Emas atau Perak? Inilah Logam Mulia yang Lebih Aman Menurut Goldman Sachs
Reza lebih lanjut menganalisis bahwa faktor utama yang mendorong reli harga emas adalah ekspektasi pelonggaran kebijakan moneter oleh bank sentral global, ketegangan geopolitik yang tak kunjung mereda, serta peningkatan permintaan terhadap aset safe haven di tengah ketidakpastian ekonomi.
Namun demikian, ia juga memberikan catatan penting mengenai potensi risiko yang membayangi saham-saham emas. Investor perlu mewaspadai beberapa hal agar dapat mengambil keputusan yang tepat.
“Sentimen negatif dapat muncul dari volatilitas harga emas yang tinggi, perubahan mendadak pada kebijakan fiskal dan moneter, serta risiko operasional yang meliputi gangguan cuaca ekstrem, regulasi lingkungan yang semakin ketat, atau konflik sosial di area pertambangan,” jelasnya secara rinci.
“Selain itu, fluktuasi nilai tukar rupiah terhadap dolar AS juga menjadi faktor krusial yang bisa berdampak signifikan terhadap margin keuntungan emiten yang memiliki orientasi ekspor,” Reza Fahmi menambahkan.
Emas Fisik vs Saham Emas: Mana yang Lebih Cuan?
Reza juga menguraikan perbedaan fundamental antara investasi emas fisik dan saham emiten emas, membantu investor memahami karakteristik masing-masing. Emas fisik, menurutnya, sangat ideal bagi investor konservatif yang memprioritaskan menjaga nilai aset dalam jangka panjang dan ingin terhindar dari volatilitas pasar saham.
Namun, perlu diingat bahwa emas fisik tidak menawarkan pendapatan pasif seperti dividen, serta seringkali melibatkan biaya penyimpanan dan selisih harga beli-jual (spread) yang relatif besar. Kontras dengan itu, saham emiten emas menjanjikan potensi capital gain dan dividen yang menarik, meskipun disertai risiko yang lebih tinggi karena kinerjanya sangat bergantung pada performa perusahaan dan dinamika pasar saham secara keseluruhan.
“Jika tren kenaikan harga emas global terus berlanjut, diperkirakan harga emas batangan di Indonesia bisa mencapai kisaran Rp 1,3 juta hingga Rp 1,5 juta per gram pada akhir 2025. Proyeksi ini akan sangat bergantung pada nilai tukar rupiah terhadap dolar AS dan berbagai dinamika pasar internasional,” tuturnya memberikan panduan.
Tonton: Harga Emas Antam Makin Kinclong Hari Ini (15 Oktober 2025)
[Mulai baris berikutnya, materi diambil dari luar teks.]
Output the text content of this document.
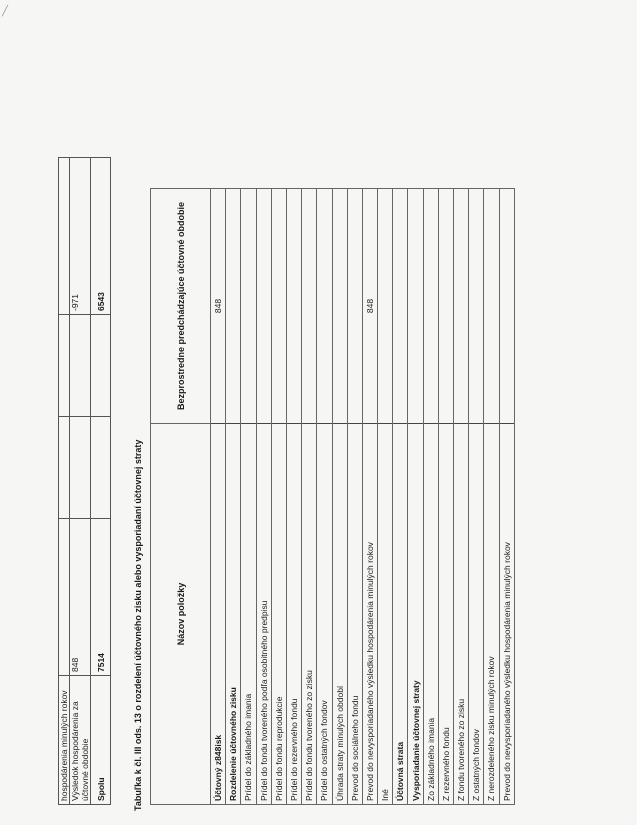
╱
hospodárenia minulých rokov				
Výsledok hospodárenia za účtovné obdobie	848			-971
Spolu	7514			6543
Tabuľka k čl. III ods. 13 o rozdelení účtovného zisku alebo vysporiadaní účtovnej straty	Názov položky	Bezprostredne predchádzajúce účtovné obdobie
Účtovný z848isk	848
Rozdelenie účtovného zisku	
Prídel do základného imania	
Prídel do fondu tvoreného podľa osobitného predpisu	
Prídel do fondu reprodukcie	
Prídel do rezervného fondu	
Prídel do fondu tvoreného zo zisku	
Prídel do ostatných fondov	
Úhrada straty minulých období	
Prevod do sociálneho fondu	
Prevod do nevysporiadaného výsledku hospodárenia minulých rokov	848
Iné	
Účtovná strata	
Vysporiadanie účtovnej straty	
Zo základného imania	
Z rezervného fondu	
Z fondu tvoreného zo zisku	
Z ostatných fondov	
Z nerozdeleného zisku minulých rokov	
Prevod do nevysporiadaného výsledku hospodárenia minulých rokov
Saham Rekomendasi: MDKA, ANTM, BRMS, dan EMAS
Untuk pilihan saham yang menarik, Reza Fahmi menyoroti MDKA sebagai favorit utama. Daya tarik MDKA bersumber dari proyek Pani yang dijadwalkan akan memulai produksi komersial pada akhir 2025, dengan target harga saham MDKA di kisaran Rp 5.800–Rp 6.200 per saham.
Sementara itu, ANTM juga tetap menjadi pilihan menarik berkat strategi diversifikasi bisnisnya ke sektor nikel dan logam lainnya, dengan target harga yang ditetapkan antara Rp 3.500–Rp 3.800 per saham.
“Adapun BRMS dan EMAS dapat dipertimbangkan sebagai saham spekulatif dengan potensi peningkatan (upside) yang besar, terutama apabila proyek eksplorasi mereka berjalan sesuai dengan rencana yang telah ditetapkan,” paparnya, memberikan gambaran yang komprehensif kepada para investor.